Rodó solo cinco películas en su breve vida. Pero menudos peliculones: El padrino, La conversación, El padrino II, Tarde de perros y El cazador. Todas ellas nominadas a los Óscar. También apareció, mediante imágenes de archivo, en El padrino III, infravalorado cierre a la mejor trilogía de la historia del cine. Fue un actor secundario imbatible. Minucioso. Laborioso hasta la extenuación y la exasperación de guionistas y directores, que le apodaron, con sarcasmo lacerante, «el veinte preguntas». Siempre quería saber más sobre los personajes que construyó. Una galería de perdedores mezquinos, tambaleantes, pusilánimes y desgarrados. Escarbó más allá del aparente fondo de sus propias emociones con el fin de plasmar vívidos e intensos retratos de la miseria moral. Sus más aclamados amigos y compañeros de tablas y plató —pongamos por caso Robert de Niro y Al Pacino— eran capaces de arrojar en sus interpretaciones odio, ira, crueldad gélida, venganza despiadada con soberbia convicción; sin embargo, bordaban el patetismo, la debilidad vulnerable, el resentimiento del cobarde. John Cazale supo transmitir como pocos la pasta de la que están hechos los humillados y vencidos. El ninguneado y desleal Fredo Corleone de El padrino, el atracador desquiciado y semianalfabeto Sal Naturile en Tarde de perros o el bufonesco Stanley de El cazador son caracteres tragicómicos que se apoderan del plano a través de extravagantes gestos, miradas apaleadas y un sutil dominio del tiempo y el espacio. Como afirma Pacino en el documental Descubriendo a John Cazale: «Te ayudaba a ser mejor».

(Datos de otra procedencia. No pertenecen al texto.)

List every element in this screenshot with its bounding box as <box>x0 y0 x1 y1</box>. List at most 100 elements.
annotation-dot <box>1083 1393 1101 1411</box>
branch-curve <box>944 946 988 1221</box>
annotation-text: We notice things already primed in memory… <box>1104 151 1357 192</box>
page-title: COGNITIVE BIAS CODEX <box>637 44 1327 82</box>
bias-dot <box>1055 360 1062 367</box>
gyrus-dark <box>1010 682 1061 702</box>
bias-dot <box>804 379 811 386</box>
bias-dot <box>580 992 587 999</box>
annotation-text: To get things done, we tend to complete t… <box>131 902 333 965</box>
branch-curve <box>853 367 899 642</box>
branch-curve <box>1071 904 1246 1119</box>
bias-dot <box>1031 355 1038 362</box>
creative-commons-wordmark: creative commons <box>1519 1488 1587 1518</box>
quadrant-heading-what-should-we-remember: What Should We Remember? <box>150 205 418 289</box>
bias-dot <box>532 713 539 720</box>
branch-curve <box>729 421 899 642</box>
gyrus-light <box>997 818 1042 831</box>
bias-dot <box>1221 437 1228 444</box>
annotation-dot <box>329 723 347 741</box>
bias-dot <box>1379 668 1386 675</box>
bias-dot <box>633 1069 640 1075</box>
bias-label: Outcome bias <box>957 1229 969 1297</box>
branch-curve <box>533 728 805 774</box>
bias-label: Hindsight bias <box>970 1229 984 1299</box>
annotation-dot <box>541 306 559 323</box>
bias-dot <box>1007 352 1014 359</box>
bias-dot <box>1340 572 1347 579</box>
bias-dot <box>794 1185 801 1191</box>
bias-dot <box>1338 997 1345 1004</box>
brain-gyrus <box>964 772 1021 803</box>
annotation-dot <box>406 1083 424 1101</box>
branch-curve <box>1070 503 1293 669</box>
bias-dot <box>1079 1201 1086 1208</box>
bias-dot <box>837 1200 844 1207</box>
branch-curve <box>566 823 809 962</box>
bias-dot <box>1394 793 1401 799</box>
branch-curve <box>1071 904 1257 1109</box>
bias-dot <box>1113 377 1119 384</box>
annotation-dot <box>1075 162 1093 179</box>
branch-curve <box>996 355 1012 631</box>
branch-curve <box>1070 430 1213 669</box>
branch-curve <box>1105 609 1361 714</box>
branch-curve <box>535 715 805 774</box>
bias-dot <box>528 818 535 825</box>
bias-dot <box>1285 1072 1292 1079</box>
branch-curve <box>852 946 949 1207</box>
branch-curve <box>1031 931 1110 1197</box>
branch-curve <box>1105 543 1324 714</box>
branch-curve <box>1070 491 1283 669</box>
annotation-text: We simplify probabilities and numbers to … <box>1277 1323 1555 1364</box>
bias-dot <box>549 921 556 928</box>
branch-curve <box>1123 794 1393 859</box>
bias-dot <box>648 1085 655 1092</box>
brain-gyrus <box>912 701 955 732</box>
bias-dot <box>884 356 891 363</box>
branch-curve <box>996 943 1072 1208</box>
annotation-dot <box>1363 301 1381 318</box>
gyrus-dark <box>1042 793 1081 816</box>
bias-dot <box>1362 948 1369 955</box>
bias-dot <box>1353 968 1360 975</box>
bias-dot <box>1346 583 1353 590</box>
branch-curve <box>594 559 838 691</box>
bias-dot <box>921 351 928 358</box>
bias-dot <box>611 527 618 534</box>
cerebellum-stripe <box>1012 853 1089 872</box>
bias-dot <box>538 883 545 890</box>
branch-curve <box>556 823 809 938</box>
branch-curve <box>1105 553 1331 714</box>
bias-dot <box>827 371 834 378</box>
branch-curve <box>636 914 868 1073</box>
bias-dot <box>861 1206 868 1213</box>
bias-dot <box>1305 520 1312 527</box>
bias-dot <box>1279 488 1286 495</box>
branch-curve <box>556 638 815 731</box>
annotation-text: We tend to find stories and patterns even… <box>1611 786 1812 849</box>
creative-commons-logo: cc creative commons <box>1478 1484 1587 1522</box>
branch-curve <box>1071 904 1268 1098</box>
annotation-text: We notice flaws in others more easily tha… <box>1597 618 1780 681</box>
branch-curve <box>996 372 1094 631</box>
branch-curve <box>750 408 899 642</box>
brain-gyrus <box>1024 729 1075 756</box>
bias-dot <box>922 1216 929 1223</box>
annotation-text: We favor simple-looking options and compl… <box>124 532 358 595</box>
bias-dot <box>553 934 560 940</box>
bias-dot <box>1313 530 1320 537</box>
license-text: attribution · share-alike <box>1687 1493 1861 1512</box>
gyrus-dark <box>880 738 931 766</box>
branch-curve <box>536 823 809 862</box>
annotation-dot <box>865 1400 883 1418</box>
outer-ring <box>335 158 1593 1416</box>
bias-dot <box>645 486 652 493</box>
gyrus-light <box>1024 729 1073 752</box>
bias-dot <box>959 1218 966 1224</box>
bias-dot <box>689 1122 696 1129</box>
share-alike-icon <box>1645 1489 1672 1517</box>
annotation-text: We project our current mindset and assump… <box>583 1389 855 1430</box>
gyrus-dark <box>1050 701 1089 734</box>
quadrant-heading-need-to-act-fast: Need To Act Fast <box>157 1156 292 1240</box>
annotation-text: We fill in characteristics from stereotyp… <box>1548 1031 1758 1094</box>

La maestría de Cazale subía el nivel de los que le rodeaban. Los que bajaban la guardia en los diálogos o interpretaban con desidia mecánica sus papeles eran devorados en cada escena. Incluso un duro poco dado a los elogios como Gene Hackman reconoce que en La conversación tuvo que emplearse a fondo para mantenerse en el centro gravitatorio de la historia. Cazale era intenso. «Extremadamente intenso», puntualiza Hackman. Aportaba a personajes odiosos una humanidad palpable, triste y veraz. Una de las mayores muestras de esa humanidad la encontramos en Tarde de perros cuando el atracador que encarna Pacino le pregunta si hay un país al que quiera ir. Tras pensárselo un momento responde con total seriedad: «Wyoming».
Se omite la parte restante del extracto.